The people identifying as Bnei Menashe come from the Mizo, Kuku and Chin peoples, who live in what are today the Indian states of Manipur and Mizoram. Though these tribes have no written history, oral traditions say they had to leave their original homeland, called Sinlung or Chhinlung. Anthropologists believe this was in what is today the Chinese state of Hunan, and that their exodus to the southwest began some 6,000 years ago. Their languages are Tibeto-Burman in origin.
In the 19th century, the region where the Mizo, Kuku and Chin now live was frequented by Christian missionaries, who converted most of them. Previously, they had been animists; their new religion combined elements of both their native traditions and Christianity.

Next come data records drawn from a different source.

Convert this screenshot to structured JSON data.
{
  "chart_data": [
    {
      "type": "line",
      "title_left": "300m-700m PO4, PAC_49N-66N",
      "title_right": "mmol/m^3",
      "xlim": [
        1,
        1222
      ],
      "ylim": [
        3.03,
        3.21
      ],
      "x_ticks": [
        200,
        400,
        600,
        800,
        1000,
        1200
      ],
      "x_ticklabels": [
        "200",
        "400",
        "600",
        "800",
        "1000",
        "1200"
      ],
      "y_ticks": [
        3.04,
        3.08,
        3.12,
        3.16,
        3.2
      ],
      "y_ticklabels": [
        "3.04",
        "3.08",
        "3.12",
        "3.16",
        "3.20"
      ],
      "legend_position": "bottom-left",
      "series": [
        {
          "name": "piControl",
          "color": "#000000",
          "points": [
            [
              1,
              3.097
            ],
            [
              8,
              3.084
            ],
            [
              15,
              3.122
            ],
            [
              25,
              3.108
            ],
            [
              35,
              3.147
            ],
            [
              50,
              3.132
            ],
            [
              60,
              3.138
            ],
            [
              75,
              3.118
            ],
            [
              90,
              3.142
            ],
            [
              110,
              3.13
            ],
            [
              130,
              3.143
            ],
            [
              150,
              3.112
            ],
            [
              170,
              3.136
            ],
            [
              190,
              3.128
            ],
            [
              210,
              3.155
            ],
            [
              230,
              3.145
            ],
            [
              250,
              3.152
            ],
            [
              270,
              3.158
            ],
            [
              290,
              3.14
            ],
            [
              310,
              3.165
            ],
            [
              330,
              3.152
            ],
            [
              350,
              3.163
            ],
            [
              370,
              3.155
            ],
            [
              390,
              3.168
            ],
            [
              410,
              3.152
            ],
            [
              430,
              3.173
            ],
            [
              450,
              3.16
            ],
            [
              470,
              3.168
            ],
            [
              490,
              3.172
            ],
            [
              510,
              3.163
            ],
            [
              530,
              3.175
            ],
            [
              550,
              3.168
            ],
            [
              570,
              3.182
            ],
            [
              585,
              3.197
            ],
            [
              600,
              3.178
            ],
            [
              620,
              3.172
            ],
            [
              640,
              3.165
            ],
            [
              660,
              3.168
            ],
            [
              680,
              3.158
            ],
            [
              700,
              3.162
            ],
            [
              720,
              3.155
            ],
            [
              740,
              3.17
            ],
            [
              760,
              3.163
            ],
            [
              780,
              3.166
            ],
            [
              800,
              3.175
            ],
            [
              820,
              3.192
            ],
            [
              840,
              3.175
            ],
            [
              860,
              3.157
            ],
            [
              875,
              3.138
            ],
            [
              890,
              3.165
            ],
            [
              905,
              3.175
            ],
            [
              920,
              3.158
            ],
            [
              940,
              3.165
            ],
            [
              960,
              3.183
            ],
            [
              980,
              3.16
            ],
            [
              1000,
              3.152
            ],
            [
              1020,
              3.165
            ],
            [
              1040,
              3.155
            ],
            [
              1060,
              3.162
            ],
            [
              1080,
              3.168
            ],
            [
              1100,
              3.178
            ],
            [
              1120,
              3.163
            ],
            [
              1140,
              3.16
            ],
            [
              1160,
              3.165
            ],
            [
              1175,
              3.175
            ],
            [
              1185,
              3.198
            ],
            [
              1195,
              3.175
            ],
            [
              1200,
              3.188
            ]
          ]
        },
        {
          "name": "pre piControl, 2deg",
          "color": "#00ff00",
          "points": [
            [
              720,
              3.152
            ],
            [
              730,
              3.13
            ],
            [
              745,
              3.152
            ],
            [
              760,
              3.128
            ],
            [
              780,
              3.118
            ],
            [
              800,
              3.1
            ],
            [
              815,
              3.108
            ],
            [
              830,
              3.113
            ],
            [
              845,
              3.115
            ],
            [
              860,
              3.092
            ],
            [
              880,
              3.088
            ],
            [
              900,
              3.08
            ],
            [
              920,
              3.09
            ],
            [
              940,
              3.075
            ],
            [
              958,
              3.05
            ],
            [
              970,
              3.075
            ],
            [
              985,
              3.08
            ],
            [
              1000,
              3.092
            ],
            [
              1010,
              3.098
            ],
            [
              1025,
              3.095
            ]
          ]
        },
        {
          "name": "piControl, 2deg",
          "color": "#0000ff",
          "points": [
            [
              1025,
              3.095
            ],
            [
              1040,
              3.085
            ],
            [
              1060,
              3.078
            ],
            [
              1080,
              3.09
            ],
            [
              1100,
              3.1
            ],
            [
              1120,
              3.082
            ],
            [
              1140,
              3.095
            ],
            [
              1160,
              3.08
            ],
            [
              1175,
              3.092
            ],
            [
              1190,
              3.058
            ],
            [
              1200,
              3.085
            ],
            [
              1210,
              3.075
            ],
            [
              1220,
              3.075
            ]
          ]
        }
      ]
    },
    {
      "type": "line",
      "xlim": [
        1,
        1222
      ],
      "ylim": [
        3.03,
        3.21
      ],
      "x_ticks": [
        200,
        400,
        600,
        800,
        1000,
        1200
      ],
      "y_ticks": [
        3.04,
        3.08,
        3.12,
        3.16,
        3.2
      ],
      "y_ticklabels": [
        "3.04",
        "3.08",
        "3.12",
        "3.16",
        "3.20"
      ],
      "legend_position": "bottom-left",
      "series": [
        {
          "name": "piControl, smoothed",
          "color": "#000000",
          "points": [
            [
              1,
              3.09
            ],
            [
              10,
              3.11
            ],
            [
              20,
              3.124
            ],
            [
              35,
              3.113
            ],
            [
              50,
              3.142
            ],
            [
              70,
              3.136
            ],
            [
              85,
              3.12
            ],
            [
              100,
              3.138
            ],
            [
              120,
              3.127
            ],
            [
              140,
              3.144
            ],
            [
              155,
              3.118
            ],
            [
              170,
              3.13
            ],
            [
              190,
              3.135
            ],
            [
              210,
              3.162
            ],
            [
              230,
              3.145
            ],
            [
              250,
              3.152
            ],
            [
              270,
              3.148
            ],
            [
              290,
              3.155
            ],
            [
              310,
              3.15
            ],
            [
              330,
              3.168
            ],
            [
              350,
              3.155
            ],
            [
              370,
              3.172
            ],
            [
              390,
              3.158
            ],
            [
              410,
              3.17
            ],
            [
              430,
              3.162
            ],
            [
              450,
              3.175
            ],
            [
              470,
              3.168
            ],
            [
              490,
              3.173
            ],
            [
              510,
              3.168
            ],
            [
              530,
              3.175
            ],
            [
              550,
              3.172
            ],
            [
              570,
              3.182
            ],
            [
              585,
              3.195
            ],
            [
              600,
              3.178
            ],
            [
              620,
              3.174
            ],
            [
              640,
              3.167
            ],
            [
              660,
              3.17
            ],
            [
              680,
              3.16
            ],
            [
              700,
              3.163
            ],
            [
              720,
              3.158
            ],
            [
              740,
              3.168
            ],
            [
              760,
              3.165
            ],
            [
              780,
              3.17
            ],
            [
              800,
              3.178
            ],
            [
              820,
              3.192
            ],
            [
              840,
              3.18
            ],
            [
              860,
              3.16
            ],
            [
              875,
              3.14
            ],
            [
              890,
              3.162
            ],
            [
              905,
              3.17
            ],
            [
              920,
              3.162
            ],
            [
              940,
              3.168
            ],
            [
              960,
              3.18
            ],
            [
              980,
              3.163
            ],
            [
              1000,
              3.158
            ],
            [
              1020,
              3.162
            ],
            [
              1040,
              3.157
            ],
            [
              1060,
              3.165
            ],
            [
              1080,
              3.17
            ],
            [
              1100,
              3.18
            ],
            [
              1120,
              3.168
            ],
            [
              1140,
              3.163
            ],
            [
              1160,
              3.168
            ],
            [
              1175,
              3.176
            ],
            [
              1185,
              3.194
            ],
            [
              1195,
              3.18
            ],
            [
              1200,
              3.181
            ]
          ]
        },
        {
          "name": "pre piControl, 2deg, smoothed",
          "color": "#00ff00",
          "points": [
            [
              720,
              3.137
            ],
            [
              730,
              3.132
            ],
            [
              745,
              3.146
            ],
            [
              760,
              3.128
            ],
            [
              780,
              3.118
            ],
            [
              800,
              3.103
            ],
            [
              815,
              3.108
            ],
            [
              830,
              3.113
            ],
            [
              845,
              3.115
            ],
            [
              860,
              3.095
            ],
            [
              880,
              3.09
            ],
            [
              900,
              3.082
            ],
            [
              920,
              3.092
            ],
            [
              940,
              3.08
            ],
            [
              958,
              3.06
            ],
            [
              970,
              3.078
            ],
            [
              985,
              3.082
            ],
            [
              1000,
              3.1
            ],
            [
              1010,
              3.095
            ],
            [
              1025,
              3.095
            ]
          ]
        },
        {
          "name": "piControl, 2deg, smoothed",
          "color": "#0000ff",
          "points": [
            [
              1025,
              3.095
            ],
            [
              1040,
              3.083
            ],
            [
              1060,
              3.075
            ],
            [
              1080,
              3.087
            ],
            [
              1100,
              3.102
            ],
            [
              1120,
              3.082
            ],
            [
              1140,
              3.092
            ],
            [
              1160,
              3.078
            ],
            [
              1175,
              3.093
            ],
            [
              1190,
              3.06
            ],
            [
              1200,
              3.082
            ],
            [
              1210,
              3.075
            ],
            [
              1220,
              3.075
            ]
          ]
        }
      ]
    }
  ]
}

Hebrew University anthropologist Shalva Weil has suggested the idea that their origins were in the Lost Tribes of Israel – who were sent into exile at the time of the Assyrian conquest of the Kingdom of Israel, in the eighth century, B.C.E. – was adopted by the Bnei Menashe after their exposure to the Bible. They could have been encouraged in the belief by the fact that Christian missionaries were often on the lookout for communities that could be remnants of the Lost Tribes. Genetic testing done a decade ago, however, did not suggest a Middle Eastern origin for members of the Bnei Menashe.
More recently, when Israeli rabbi Eliyahu Avichayil made his initial visits to the region of India near the border with Burma (or Myanmar), he observed similarities between their traditions and the three pilgrimage festivals of Ancient Israel, as well as in customs related to birth and death. It was Avichayil who suggested calling them “Bnei Menashe,” in consideration of the pre-Christian tradition among some of the group that they are the descendants of a forebear named Manmasi.
Additionally, the Hmar spring harvest festival (the Hmar are a sub-tribe of the Mizo, Kuku and Chin peoples) has long been accompanied by recitation of a song that describes events bearing similarity to the biblical Exodus from Egypt. The “Sikpui Song” begins, for example, with the following lines: “While we are preparing for the Sikpui Feast / The big red sea becomes divided; / As we march along fighting our foes / We are being led by pillar of cloud by day…”
When Rabbi Avichayil, founder of the organization Amishav – which seeks out other communities with claims to Jewish heritage and a desire to adopt normative Orthodox Judaism and move en masse to Israel – came to Manipur and Mizoram states, he began helping them prepare for formal conversion. The 2005 ruling by Rabbi Amar gave an impetus to the process, and led to the construction of several synagogues and mikva’ot (ritual baths) in their villages. More recently, the Shavei Israel organization – led by Michael Freund, a former colleague of Avichayil’s – has been very active in working with the Bnei Menashe.
In the 1990s, some 900 Bnei Menashe had made aliyah, but the process came to a standstill in 2003, after then-Interior Minister Avraham Poraz decided to disallow them from immigrating. That decision was reversed by successive governments, and by January 2013 there were some 2,000 Bnei Menashe living in Israel, with up to another 7,000 in India said to be studying for conversion and preparing for aliyah.
Many of the new immigrants have been sent directly to West Bank settlements. Before the Israeli withdrawal from Gaza in 2005, Bnei Menashe made up the largest group of immigrants in the Strip’s Gush Katif settlements.